Dabei hat der Fahrradhelm längst seinen Weg gefunden vom reinen Kopfschutz hin zum schicken Accessoire. Fast für jeden Typ oder Stil gibt es heute den passenden Helm.
Neue Elektronik am Helm
Insbesondere für Stadtradler, E-Biker und Digital Natives werden Fahrradhelme heute auch mit Elektronik vollgepackt. Ein Smarthelm findet seine Zielgruppe, vor allem, wenn man damit beim Radeln telefonieren oder der Sprachnavigation folgen kann, ohne die Hände vom Lenker zu nehmen.
Sicherheitsorientierte Radfahrer freuen sich über helle LED-Lichter, die zusätzlich eine Blink- und Bremslichtfunktion haben können. Allerdings lassen sich alle diese Funktionen nur anwenden, wenn die Akkus geladen sind. Und das muss je nach Nutzungsintensität täglich erfolgen.

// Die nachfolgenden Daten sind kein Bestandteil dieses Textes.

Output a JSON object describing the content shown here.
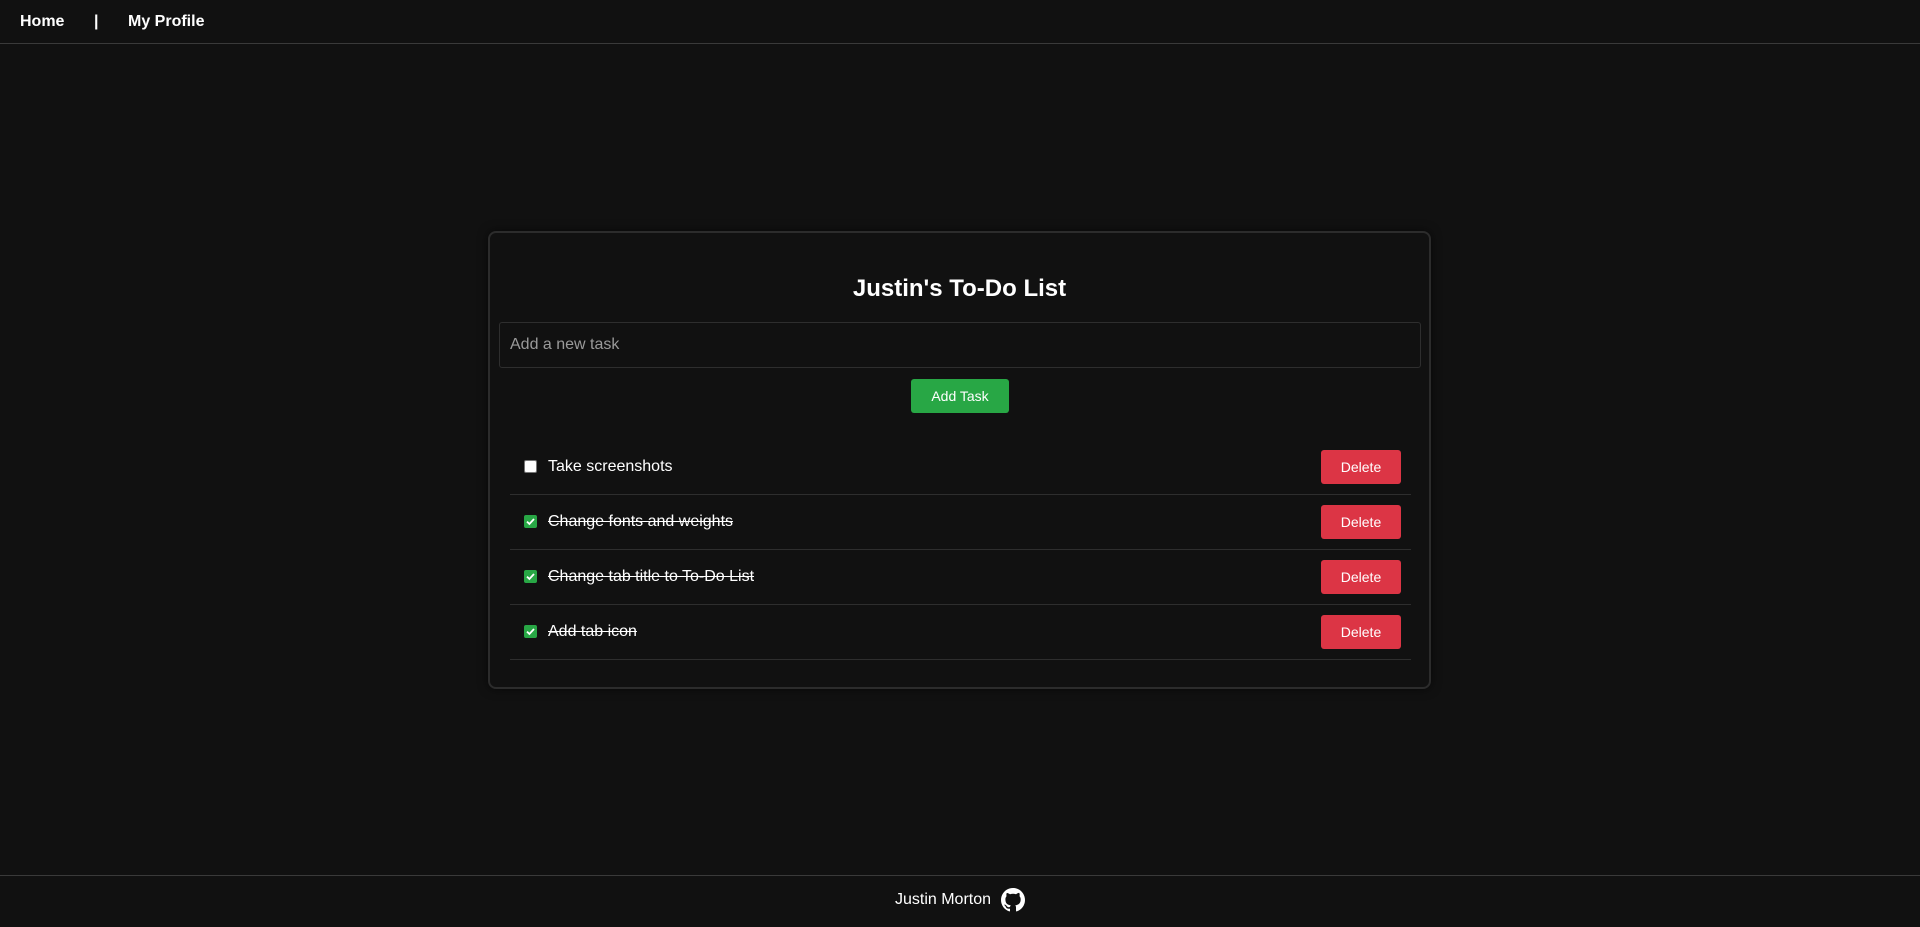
{
  "nav": {
    "home_label": "Home",
    "separator": "|",
    "profile_label": "My Profile"
  },
  "todo": {
    "title": "Justin's To-Do List",
    "input_placeholder": "Add a new task",
    "input_value": "",
    "add_label": "Add Task",
    "tasks": [
      {
        "text": "Take screenshots",
        "done": false,
        "delete_label": "Delete"
      },
      {
        "text": "Change fonts and weights",
        "done": true,
        "delete_label": "Delete"
      },
      {
        "text": "Change tab title to To-Do List",
        "done": true,
        "delete_label": "Delete"
      },
      {
        "text": "Add tab icon",
        "done": true,
        "delete_label": "Delete"
      }
    ]
  },
  "footer": {
    "author": "Justin Morton",
    "icon": "github-icon"
  },
  "colors": {
    "background": "#111111",
    "add_button": "#28a745",
    "delete_button": "#dc3545",
    "checkbox_checked": "#28a745"
  }
}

Außerdem haben technische Innovationen nicht nur positive Aspekte. Die Überfrachtung mit Elektronik am Kopf kann gerade in puncto Sicherheit leider auch ins Gegenteil umschlagen. Nicht nur der ADFC befürchtet, dass insbesondere im Stadtverkehr das Telefonieren und eine Musikberieselung den Radfahrer zu sehr ablenken und dadurch die Unfallgefahr zunimmt.

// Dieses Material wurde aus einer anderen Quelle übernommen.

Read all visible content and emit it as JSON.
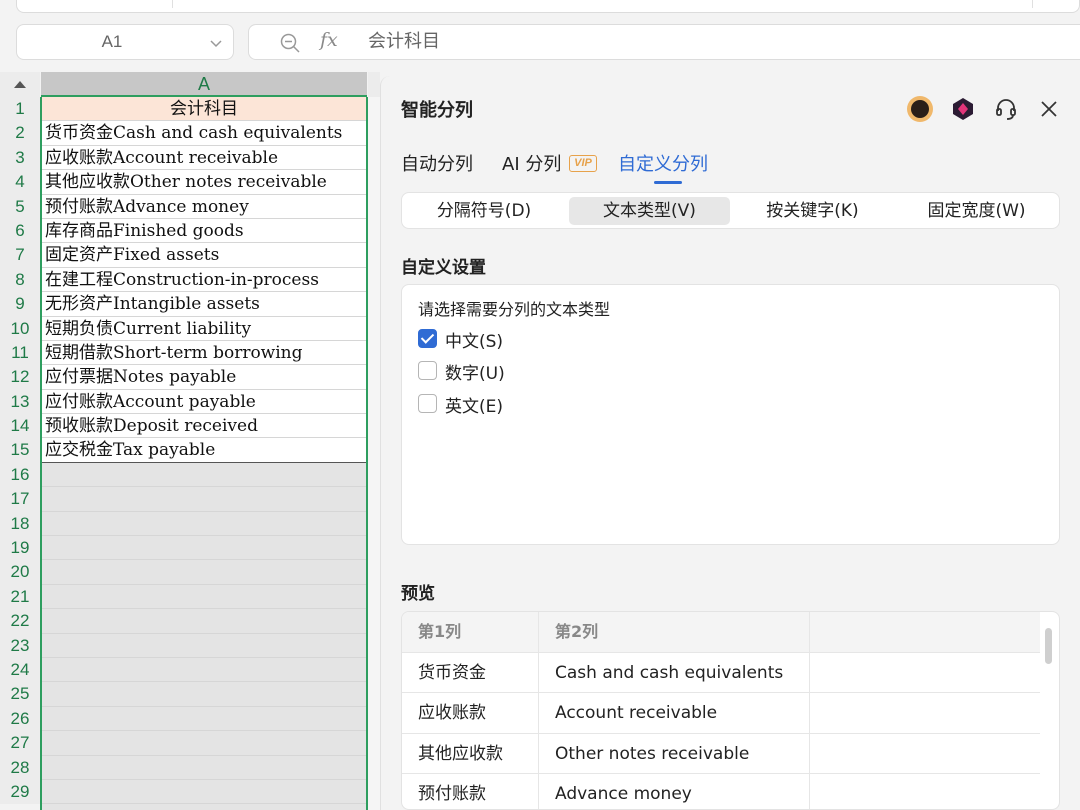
{
  "formula_bar": {
    "cell_ref": "A1",
    "fx_label": "fx",
    "content": "会计科目"
  },
  "grid": {
    "column_header": "A",
    "row_numbers": [
      "1",
      "2",
      "3",
      "4",
      "5",
      "6",
      "7",
      "8",
      "9",
      "10",
      "11",
      "12",
      "13",
      "14",
      "15",
      "16",
      "17",
      "18",
      "19",
      "20",
      "21",
      "22",
      "23",
      "24",
      "25",
      "26",
      "27",
      "28",
      "29"
    ],
    "header_cell": "会计科目",
    "data_cells": [
      "货币资金Cash and cash equivalents",
      "应收账款Account receivable",
      "其他应收款Other notes receivable",
      "预付账款Advance money",
      "库存商品Finished goods",
      "固定资产Fixed assets",
      "在建工程Construction-in-process",
      "无形资产Intangible assets",
      "短期负债Current liability",
      "短期借款Short-term borrowing",
      "应付票据Notes payable",
      "应付账款Account payable",
      "预收账款Deposit received",
      "应交税金Tax payable"
    ]
  },
  "panel": {
    "title": "智能分列",
    "icons": [
      "avatar",
      "gem-icon",
      "headset-icon",
      "close-icon"
    ],
    "tabs": [
      "自动分列",
      "AI 分列",
      "自定义分列"
    ],
    "vip_badge": "VIP",
    "active_tab": "自定义分列",
    "segments": [
      "分隔符号(D)",
      "文本类型(V)",
      "按关键字(K)",
      "固定宽度(W)"
    ],
    "active_segment": "文本类型(V)",
    "settings_title": "自定义设置",
    "settings_prompt": "请选择需要分列的文本类型",
    "options": [
      {
        "label": "中文(S)",
        "checked": true
      },
      {
        "label": "数字(U)",
        "checked": false
      },
      {
        "label": "英文(E)",
        "checked": false
      }
    ],
    "preview_title": "预览",
    "preview_headers": [
      "第1列",
      "第2列"
    ],
    "preview_rows": [
      [
        "货币资金",
        "Cash and cash equivalents"
      ],
      [
        "应收账款",
        "Account receivable"
      ],
      [
        "其他应收款",
        "Other notes receivable"
      ],
      [
        "预付账款",
        "Advance money"
      ]
    ]
  },
  "colors": {
    "accent": "#2f6bd4",
    "selection_green": "#2e9e5f",
    "header_fill": "#fce5d7",
    "vip": "#e7a24b"
  }
}
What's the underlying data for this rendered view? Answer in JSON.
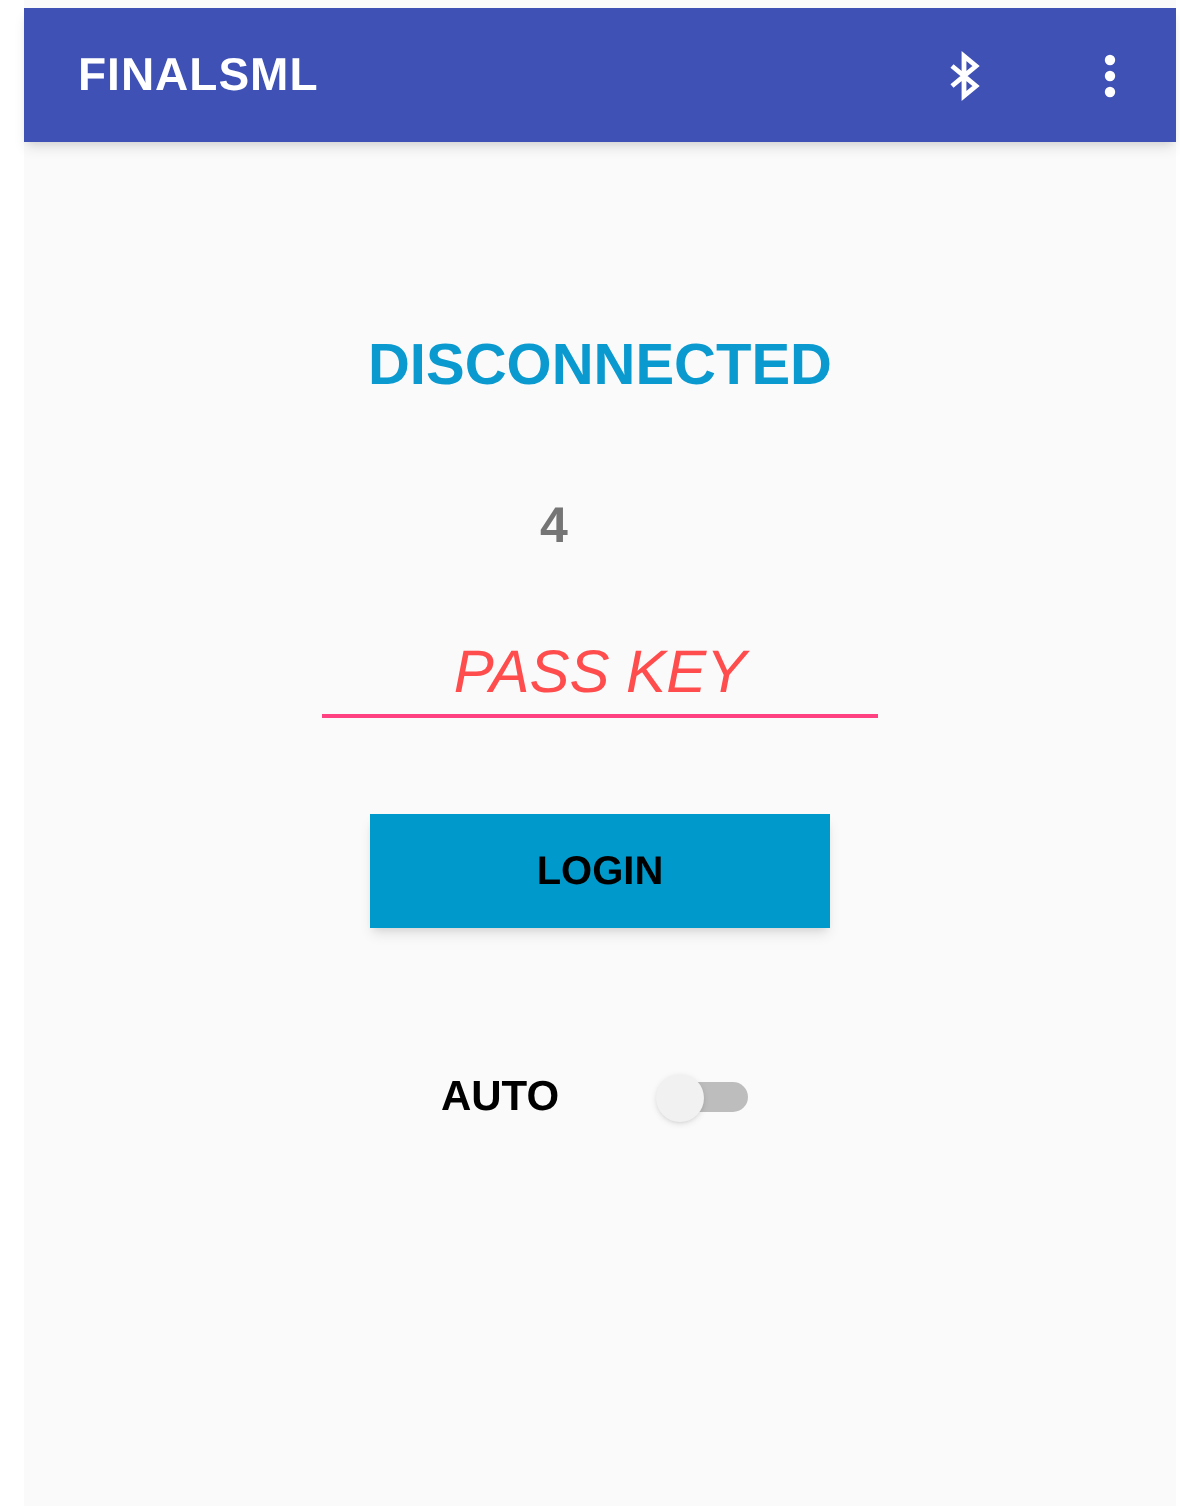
{
  "app_bar": {
    "title": "FINALSML"
  },
  "status": "DISCONNECTED",
  "count": "4",
  "pass_key": {
    "placeholder": "PASS KEY"
  },
  "login_button": "LOGIN",
  "auto": {
    "label": "AUTO",
    "on": false
  }
}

Außerdem würden sich viele Radfahrer zu sehr auf die Lichter am Helm verlassen, die jedoch keineswegs eine gute Beleuchtung am Fahrrad und die Handzeichen für Richtungswechsel ersetzen. In puncto Sicherheit erfüllen jedoch alle Helme die verpflichtende Euronorm EN 1078.
Kein Smarthelm ohne App
Ein moderner Smarthelm für Radfahrer kann seine vielen Funktionen nur mithilfe des Smartphones oder einer Smartwatch bieten. Je nach Helmmarke lädt man sich die kostenlose App aus dem App- bzw. Google-Play-Store und verbindet per Bluetooth das Handy mit dem Fahrradhelm.
Je nach Ausstattung ermöglicht die App dann, dass der Helm blinkt, das Bremslicht aufleuchtet, dass man Musik hören, telefonieren oder der Sprachnavigation folgen kann.